Guideline-Based Recommendations

Diagnosis

  • Identify medications with high potential for adverse effects or uncertain net benefit as targets for deprescribing (e.g., Beers Criteria, STOPP criteria).

Management

  • Use clinically supervised processes to taper or stop medications aiming to minimize polypharmacy and improve patient outcomes.
  • Consider patient life expectancy and time to benefit when deciding on deprescribing.

Monitoring & Follow-up

  • Monitor for adverse effects and clinical outcomes longitudinally using real-world data sources.
  • Address potential biases such as immortal time bias and confounding in observational analyses.

Risks

  • Be aware of misclassification of deprescribing exposure due to nonadherence or temporary medication holds.
  • Recognize selection bias and confounding by indication when comparing deprescribed versus continued medication groups.

Patient & Prescribing Data

Older adults aged 50 years and older, including frail and complex patients often underrepresented in randomized controlled trials.

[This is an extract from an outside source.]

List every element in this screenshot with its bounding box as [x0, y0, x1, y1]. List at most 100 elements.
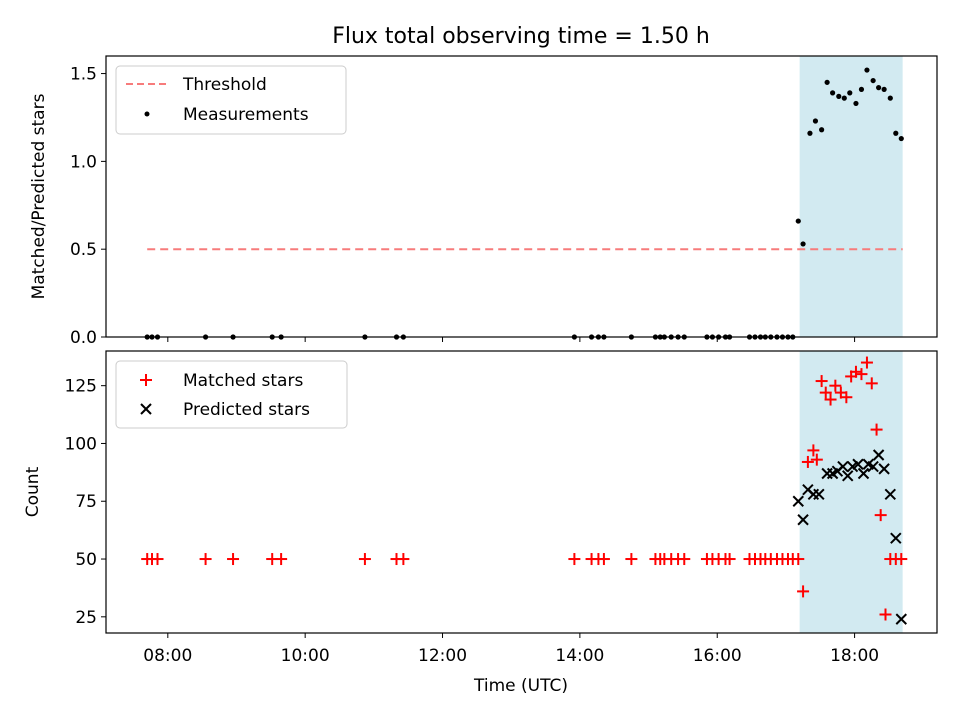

Real-world data studies provide insights on long-term and clinically relevant outcomes of deprescribing but require careful methodological approaches to reduce bias.

Clinical Best Practices

  • Clearly define deprescribing exposure with justification for minimum duration thresholds.
  • Use appropriate observational study designs that address time-related biases such as immortal time bias.
  • Ensure transparent reporting of methods and definitions to improve reproducibility and comparability across studies.